In your case, Krom's algorithm is based on repeated application of the resolution rule $$ \begin{array}{c} a \lor b \qquad \bar{a} \lor c \\\hline b \lor c \end{array} $$ Here $a,b,c$ are literals. This rule is valid, and applied to two 2-clauses produces a 2-clause. Hence there is no harm in running it until reaching a point at which it can be applied no more. If in this way we reach a clause $a \lor a$, then the literal $a$ must be true.
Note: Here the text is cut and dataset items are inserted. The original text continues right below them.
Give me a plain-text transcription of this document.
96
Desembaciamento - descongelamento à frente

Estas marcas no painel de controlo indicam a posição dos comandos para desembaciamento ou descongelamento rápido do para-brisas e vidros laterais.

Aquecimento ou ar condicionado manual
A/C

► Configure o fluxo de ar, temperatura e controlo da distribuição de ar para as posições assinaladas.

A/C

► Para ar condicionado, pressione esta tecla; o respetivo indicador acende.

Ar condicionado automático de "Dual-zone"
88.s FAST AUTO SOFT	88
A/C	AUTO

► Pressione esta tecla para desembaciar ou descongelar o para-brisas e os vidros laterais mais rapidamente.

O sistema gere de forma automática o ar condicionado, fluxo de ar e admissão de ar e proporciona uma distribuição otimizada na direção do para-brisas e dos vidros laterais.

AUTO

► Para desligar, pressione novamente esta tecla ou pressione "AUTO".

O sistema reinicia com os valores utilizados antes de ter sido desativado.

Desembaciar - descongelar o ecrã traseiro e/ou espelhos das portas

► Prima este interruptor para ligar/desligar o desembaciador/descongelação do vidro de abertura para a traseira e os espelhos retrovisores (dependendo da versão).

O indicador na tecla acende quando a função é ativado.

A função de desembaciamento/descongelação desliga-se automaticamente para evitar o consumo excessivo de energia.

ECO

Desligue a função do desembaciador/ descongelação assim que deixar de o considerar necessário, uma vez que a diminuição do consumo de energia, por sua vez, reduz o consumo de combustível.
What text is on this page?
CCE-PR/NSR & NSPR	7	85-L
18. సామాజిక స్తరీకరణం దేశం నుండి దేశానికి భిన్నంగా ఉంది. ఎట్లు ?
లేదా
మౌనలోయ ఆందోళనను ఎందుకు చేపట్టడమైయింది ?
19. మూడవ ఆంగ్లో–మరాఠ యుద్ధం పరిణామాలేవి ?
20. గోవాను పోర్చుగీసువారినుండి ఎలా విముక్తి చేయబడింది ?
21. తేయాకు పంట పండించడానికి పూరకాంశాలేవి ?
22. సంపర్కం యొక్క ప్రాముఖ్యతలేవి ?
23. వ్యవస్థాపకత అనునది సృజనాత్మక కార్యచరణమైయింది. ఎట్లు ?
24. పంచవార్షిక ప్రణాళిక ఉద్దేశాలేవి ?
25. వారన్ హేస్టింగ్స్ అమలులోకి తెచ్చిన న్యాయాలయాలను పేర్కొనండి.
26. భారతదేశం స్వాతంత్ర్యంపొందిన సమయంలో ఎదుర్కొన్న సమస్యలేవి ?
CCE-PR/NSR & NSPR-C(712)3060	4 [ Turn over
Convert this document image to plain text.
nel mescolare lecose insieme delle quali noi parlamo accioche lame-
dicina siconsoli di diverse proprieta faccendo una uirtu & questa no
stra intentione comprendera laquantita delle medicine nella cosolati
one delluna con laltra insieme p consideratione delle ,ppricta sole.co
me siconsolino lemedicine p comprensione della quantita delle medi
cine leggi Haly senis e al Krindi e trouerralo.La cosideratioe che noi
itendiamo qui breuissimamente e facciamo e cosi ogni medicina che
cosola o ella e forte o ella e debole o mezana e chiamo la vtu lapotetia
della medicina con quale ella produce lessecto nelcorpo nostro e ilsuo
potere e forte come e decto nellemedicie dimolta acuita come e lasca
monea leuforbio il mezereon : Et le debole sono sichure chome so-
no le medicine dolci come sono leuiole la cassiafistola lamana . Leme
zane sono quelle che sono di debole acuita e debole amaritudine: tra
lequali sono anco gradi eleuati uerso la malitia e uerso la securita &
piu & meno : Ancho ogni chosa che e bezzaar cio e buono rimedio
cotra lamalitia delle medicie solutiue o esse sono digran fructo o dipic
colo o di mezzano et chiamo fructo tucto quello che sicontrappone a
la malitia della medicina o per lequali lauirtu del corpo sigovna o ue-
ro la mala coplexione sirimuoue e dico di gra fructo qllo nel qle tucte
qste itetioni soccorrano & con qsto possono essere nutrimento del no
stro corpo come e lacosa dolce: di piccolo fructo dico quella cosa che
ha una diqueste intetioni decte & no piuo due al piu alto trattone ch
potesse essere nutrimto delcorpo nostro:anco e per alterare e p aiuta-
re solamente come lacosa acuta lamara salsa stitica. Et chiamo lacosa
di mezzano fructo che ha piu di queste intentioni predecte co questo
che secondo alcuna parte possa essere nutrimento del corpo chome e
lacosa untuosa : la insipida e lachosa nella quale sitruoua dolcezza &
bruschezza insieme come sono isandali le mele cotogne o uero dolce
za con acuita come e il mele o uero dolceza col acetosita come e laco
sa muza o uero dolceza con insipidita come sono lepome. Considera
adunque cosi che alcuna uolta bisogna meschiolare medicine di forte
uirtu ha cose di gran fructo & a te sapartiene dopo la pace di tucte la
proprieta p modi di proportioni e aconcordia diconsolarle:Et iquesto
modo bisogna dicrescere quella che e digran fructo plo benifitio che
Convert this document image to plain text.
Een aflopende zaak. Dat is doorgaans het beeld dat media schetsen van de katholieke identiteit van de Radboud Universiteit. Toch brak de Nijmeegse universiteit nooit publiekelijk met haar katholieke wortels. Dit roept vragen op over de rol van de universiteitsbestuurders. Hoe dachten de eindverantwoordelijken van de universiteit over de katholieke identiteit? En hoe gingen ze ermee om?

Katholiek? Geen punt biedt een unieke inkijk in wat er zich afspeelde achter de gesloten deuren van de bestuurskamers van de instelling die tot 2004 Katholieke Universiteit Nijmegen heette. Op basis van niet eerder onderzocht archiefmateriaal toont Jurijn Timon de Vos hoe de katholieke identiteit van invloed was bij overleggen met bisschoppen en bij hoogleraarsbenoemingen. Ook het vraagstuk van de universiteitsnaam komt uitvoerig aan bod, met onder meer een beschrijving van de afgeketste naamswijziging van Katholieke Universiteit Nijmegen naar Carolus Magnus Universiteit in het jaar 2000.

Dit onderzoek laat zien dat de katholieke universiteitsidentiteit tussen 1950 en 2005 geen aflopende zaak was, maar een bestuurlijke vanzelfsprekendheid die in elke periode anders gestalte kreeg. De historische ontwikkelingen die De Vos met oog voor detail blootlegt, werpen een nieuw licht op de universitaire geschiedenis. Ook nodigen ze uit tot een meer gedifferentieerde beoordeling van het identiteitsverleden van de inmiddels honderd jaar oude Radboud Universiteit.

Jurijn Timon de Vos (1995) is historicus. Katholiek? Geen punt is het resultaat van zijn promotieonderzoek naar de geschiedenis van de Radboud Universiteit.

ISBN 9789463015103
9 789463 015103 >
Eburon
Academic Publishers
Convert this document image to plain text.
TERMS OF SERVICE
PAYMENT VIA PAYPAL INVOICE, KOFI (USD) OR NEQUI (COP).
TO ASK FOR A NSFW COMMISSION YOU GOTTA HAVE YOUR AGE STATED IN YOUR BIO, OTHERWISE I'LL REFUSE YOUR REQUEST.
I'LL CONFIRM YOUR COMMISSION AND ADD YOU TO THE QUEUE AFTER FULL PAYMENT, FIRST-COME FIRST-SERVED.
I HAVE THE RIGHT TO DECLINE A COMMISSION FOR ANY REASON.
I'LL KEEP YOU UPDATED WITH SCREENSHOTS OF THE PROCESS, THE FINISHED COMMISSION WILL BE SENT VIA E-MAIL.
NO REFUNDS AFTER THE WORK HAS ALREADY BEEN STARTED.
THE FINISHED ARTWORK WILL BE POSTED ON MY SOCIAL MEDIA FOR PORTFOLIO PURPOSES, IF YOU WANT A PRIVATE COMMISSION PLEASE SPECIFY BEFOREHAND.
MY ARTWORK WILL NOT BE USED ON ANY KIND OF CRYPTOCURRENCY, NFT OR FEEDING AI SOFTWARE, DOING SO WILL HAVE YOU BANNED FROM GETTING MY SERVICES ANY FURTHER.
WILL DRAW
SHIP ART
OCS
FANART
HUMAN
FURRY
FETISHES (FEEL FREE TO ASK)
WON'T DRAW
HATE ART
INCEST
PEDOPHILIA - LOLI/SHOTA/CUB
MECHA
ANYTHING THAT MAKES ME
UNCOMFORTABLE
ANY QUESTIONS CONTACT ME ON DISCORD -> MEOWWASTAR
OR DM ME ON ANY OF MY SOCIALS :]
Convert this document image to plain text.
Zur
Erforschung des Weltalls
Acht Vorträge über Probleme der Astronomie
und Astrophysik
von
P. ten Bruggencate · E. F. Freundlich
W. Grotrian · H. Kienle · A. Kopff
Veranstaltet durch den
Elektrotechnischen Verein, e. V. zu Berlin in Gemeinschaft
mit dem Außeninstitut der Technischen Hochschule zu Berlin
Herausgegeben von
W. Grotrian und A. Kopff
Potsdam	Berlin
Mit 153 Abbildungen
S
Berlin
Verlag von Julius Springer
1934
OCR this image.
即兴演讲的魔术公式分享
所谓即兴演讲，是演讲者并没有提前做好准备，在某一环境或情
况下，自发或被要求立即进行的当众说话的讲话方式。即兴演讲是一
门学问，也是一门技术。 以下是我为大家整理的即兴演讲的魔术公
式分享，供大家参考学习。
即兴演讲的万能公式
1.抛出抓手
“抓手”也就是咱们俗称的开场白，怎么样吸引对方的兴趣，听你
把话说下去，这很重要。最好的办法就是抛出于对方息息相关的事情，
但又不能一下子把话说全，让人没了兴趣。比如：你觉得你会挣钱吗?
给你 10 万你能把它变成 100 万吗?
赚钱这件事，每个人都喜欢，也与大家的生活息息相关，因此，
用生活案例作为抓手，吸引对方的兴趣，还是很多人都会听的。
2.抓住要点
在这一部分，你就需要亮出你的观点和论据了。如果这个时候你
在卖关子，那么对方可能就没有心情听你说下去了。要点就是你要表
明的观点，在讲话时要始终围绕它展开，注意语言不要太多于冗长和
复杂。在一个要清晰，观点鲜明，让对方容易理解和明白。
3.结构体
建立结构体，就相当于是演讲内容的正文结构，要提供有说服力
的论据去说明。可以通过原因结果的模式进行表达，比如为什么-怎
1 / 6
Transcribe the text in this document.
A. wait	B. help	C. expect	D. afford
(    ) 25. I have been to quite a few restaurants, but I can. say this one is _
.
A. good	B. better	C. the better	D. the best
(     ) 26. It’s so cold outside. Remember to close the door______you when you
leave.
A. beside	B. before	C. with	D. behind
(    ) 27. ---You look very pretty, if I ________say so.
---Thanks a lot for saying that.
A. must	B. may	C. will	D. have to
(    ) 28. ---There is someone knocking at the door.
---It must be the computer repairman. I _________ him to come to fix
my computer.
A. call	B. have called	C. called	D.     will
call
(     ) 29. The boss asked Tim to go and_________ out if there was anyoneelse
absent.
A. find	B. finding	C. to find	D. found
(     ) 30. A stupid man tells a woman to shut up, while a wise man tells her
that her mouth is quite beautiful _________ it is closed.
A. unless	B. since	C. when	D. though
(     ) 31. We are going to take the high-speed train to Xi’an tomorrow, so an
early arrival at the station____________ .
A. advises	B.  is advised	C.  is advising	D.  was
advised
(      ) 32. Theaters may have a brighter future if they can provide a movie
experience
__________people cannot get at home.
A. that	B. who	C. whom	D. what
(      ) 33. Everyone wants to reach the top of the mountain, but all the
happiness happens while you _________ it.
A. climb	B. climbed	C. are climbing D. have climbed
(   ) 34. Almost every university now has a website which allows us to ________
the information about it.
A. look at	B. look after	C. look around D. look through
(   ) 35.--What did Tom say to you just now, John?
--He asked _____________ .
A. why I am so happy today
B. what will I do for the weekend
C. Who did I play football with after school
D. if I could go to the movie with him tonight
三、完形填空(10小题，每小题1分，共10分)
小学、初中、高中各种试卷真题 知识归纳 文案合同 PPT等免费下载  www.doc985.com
So if we reach both $a \lor a$ and $\bar{a} \lor \bar{a}$, there is no solution.

More interestingly, if all solutions have $a$ set to true, then the completeness of resolution implies that $a \lor a$ will be generated.

This suggests the following algorithm:

  1. Generate all 2-clauses reachable by resolution.
  2. If you have generated both $a \lor a$ and $\bar{a} \lor \bar{a}$ for some variable $a$, then there is no solution.
  3. Otherwise, if for some variable $a$ we have generated neither $a \lor a$ nor $\bar{a} \lor \bar{a}$, add one of them as you please and go back to step 1.
  4. Output the truth assignment satisfying all literals $a$ for which we have generated $a \lor a$.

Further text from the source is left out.